First, I’ll just note that it’s an honor to be linked by Andrew.

It’s very rare that I respond to comments. I actually didn’t even read the comments to that post, but I’m very glad Andrew flagged it for me. He is a careful and attentive reader, which is why he is so indispensable to the blogosphere. I happen to disagree with the thrust of the comment in question — I find the characterization I linked to reasonable and persuasive, which is why I linked to it. It’s not clear to me that cw, one of our favorite commenters around these parts, read Professor Ramey’s take. My summary was pretty crude. Zeroing out the project as governor was a big deal.

As for engaging in partisan spin, I’d submit that Professor Ramey was trying to add context — he acknowledged that Palin’s remarks are misleading, for example. Andrew writes that I’m defending Palin’s massive public lie. I wonder if this is an example of selective scrutiny. Was Obama lying about his views on preferential trade agreements during the primary campaign, for example? No. But as Obama acknowledged in an interview with Nina Easton, his views became overheated and amplified during the course of the campaign, which happens a great deal in campaign rhetoric. Palin’s role in rolling back the Bridge to Nowhere has clearly been “overheated and amplified” for purposes of political advantage.

But I had another reason for not responding: I was moving today. I’ve moved from the house I’ve lived for two and a half years to an apartment a few blocks south. I had the help of two really cool professional movers, one of whom is one of the masterminds behind T-Shirt Insurgency, a little company that makes great lefty T-shirts. (I particularly like “Do You Trust Your Children Alone with High Fructose Corn Syrup?”)

Daniel Larison also has a forceful, smart take here, which Andrew links in his post. Daniel also has a follow-up here, which uses my remarks as a jumping-off point. The nice thing about Daniel is that he consistently, rigorously applies his high standards of honesty and integrity to both campaigns. That’s not true of all critics of the presidential candidates.

Do I regret referring readers to Professor Ramey? Nope. I really do think “lying” isn’t the right way to characterize what’s happening here — flip-flopping, however, clearly is fair, and that’s been, to his credit, a key part of Obama’s critique of Palin. Palin’s approach to the Bridge to Nowhere smacks of rank opportunism, not unlike the use by some basically pro-trade candidates of harsh anti-trade rhetoric.

I have to say, anarchism is looking pretty good to me these days.

I mean crunchy anarchism, Malagasy style. The following is drawn from Fragments of an Anarchist Anthropology, by David Graeber.
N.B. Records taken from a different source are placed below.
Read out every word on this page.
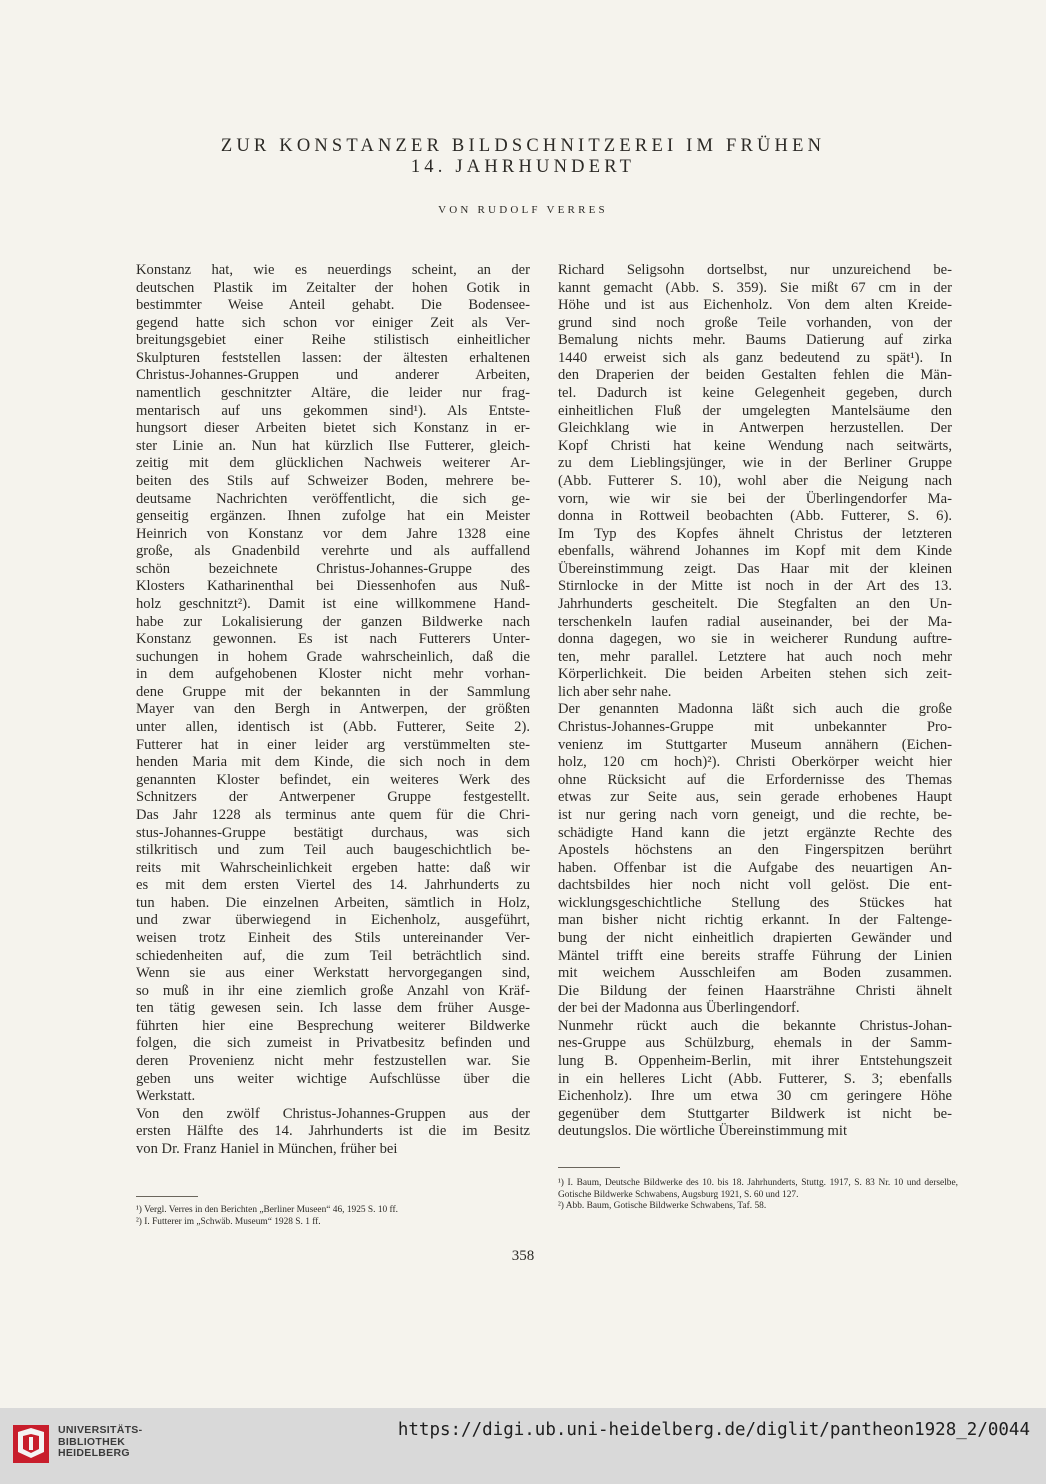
ZUR KONSTANZER BILDSCHNITZEREI IM FRÜHEN
14. JAHRHUNDERT
VON RUDOLF VERRES

Konstanz hat, wie es neuerdings scheint, an der
deutschen Plastik im Zeitalter der hohen Gotik in
bestimmter Weise Anteil gehabt. Die Bodensee-
gegend hatte sich schon vor einiger Zeit als Ver-
breitungsgebiet einer Reihe stilistisch einheitlicher
Skulpturen feststellen lassen: der ältesten erhaltenen
Christus-Johannes-Gruppen und anderer Arbeiten,
namentlich geschnitzter Altäre, die leider nur frag-
mentarisch auf uns gekommen sind¹). Als Entste-
hungsort dieser Arbeiten bietet sich Konstanz in er-
ster Linie an. Nun hat kürzlich Ilse Futterer, gleich-
zeitig mit dem glücklichen Nachweis weiterer Ar-
beiten des Stils auf Schweizer Boden, mehrere be-
deutsame Nachrichten veröffentlicht, die sich ge-
genseitig ergänzen. Ihnen zufolge hat ein Meister
Heinrich von Konstanz vor dem Jahre 1328 eine
große, als Gnadenbild verehrte und als auffallend
schön bezeichnete Christus-Johannes-Gruppe des
Klosters Katharinenthal bei Diessenhofen aus Nuß-
holz geschnitzt²). Damit ist eine willkommene Hand-
habe zur Lokalisierung der ganzen Bildwerke nach
Konstanz gewonnen. Es ist nach Futterers Unter-
suchungen in hohem Grade wahrscheinlich, daß die
in dem aufgehobenen Kloster nicht mehr vorhan-
dene Gruppe mit der bekannten in der Sammlung
Mayer van den Bergh in Antwerpen, der größten
unter allen, identisch ist (Abb. Futterer, Seite 2).
Futterer hat in einer leider arg verstümmelten ste-
henden Maria mit dem Kinde, die sich noch in dem
genannten Kloster befindet, ein weiteres Werk des
Schnitzers der Antwerpener Gruppe festgestellt.
Das Jahr 1228 als terminus ante quem für die Chri-
stus-Johannes-Gruppe bestätigt durchaus, was sich
stilkritisch und zum Teil auch baugeschichtlich be-
reits mit Wahrscheinlichkeit ergeben hatte: daß wir
es mit dem ersten Viertel des 14. Jahrhunderts zu
tun haben. Die einzelnen Arbeiten, sämtlich in Holz,
und zwar überwiegend in Eichenholz, ausgeführt,
weisen trotz Einheit des Stils untereinander Ver-
schiedenheiten auf, die zum Teil beträchtlich sind.
Wenn sie aus einer Werkstatt hervorgegangen sind,
so muß in ihr eine ziemlich große Anzahl von Kräf-
ten tätig gewesen sein. Ich lasse dem früher Ausge-
führten hier eine Besprechung weiterer Bildwerke
folgen, die sich zumeist in Privatbesitz befinden und
deren Provenienz nicht mehr festzustellen war. Sie
geben uns weiter wichtige Aufschlüsse über die
Werkstatt.

Von den zwölf Christus-Johannes-Gruppen aus der
ersten Hälfte des 14. Jahrhunderts ist die im Besitz
von Dr. Franz Haniel in München, früher bei

Richard Seligsohn dortselbst, nur unzureichend be-
kannt gemacht (Abb. S. 359). Sie mißt 67 cm in der
Höhe und ist aus Eichenholz. Von dem alten Kreide-
grund sind noch große Teile vorhanden, von der
Bemalung nichts mehr. Baums Datierung auf zirka
1440 erweist sich als ganz bedeutend zu spät¹). In
den Draperien der beiden Gestalten fehlen die Män-
tel. Dadurch ist keine Gelegenheit gegeben, durch
einheitlichen Fluß der umgelegten Mantelsäume den
Gleichklang wie in Antwerpen herzustellen. Der
Kopf Christi hat keine Wendung nach seitwärts,
zu dem Lieblingsjünger, wie in der Berliner Gruppe
(Abb. Futterer S. 10), wohl aber die Neigung nach
vorn, wie wir sie bei der Überlingendorfer Ma-
donna in Rottweil beobachten (Abb. Futterer, S. 6).
Im Typ des Kopfes ähnelt Christus der letzteren
ebenfalls, während Johannes im Kopf mit dem Kinde
Übereinstimmung zeigt. Das Haar mit der kleinen
Stirnlocke in der Mitte ist noch in der Art des 13.
Jahrhunderts gescheitelt. Die Stegfalten an den Un-
terschenkeln laufen radial auseinander, bei der Ma-
donna dagegen, wo sie in weicherer Rundung auftre-
ten, mehr parallel. Letztere hat auch noch mehr
Körperlichkeit. Die beiden Arbeiten stehen sich zeit-
lich aber sehr nahe.

Der genannten Madonna läßt sich auch die große
Christus-Johannes-Gruppe mit unbekannter Pro-
venienz im Stuttgarter Museum annähern (Eichen-
holz, 120 cm hoch)²). Christi Oberkörper weicht hier
ohne Rücksicht auf die Erfordernisse des Themas
etwas zur Seite aus, sein gerade erhobenes Haupt
ist nur gering nach vorn geneigt, und die rechte, be-
schädigte Hand kann die jetzt ergänzte Rechte des
Apostels höchstens an den Fingerspitzen berührt
haben. Offenbar ist die Aufgabe des neuartigen An-
dachtsbildes hier noch nicht voll gelöst. Die ent-
wicklungsgeschichtliche Stellung des Stückes hat
man bisher nicht richtig erkannt. In der Faltenge-
bung der nicht einheitlich drapierten Gewänder und
Mäntel trifft eine bereits straffe Führung der Linien
mit weichem Ausschleifen am Boden zusammen.
Die Bildung der feinen Haarsträhne Christi ähnelt
der bei der Madonna aus Überlingendorf.

Nunmehr rückt auch die bekannte Christus-Johan-
nes-Gruppe aus Schülzburg, ehemals in der Samm-
lung B. Oppenheim-Berlin, mit ihrer Entstehungszeit
in ein helleres Licht (Abb. Futterer, S. 3; ebenfalls
Eichenholz). Ihre um etwa 30 cm geringere Höhe
gegenüber dem Stuttgarter Bildwerk ist nicht be-
deutungslos. Die wörtliche Übereinstimmung mit

¹) Vergl. Verres in den Berichten „Berliner Museen“ 46, 1925 S. 10 ff.
²) I. Futterer im „Schwäb. Museum“ 1928 S. 1 ff.
¹) I. Baum, Deutsche Bildwerke des 10. bis 18. Jahrhunderts, Stuttg. 1917, S. 83 Nr. 10 und derselbe, Gotische Bildwerke Schwabens, Augsburg 1921, S. 60 und 127.
²) Abb. Baum, Gotische Bildwerke Schwabens, Taf. 58.
358
UNIVERSITÄTS-
BIBLIOTHEK
HEIDELBERG
https://digi.ub.uni-heidelberg.de/diglit/pantheon1928_2/0044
While people made rhetorical reference to Malagasy as equal and united “like hairs on a head,” ideals of economic equality were rarely, if ever, invoked; however, it was assumed that anyone who became too rich or powerful would be destroyed by witchcraft, and while witchcraft was the definition of evil, it was also seen as peculiarly Malagasy (charms were just charms but evil charms were called “Malagasy charms”). Insofar as rituals of moral solidarity did occur, and the ideal of equality was invoked, it was largely in the course of rituals held to suppress, expel, or destroy those witches who, perversely, were the twisted embodiment and practical enforcement of the egalitarian ethos of the society itself.

I think I’m going to curtail hasty political blogging, comrades.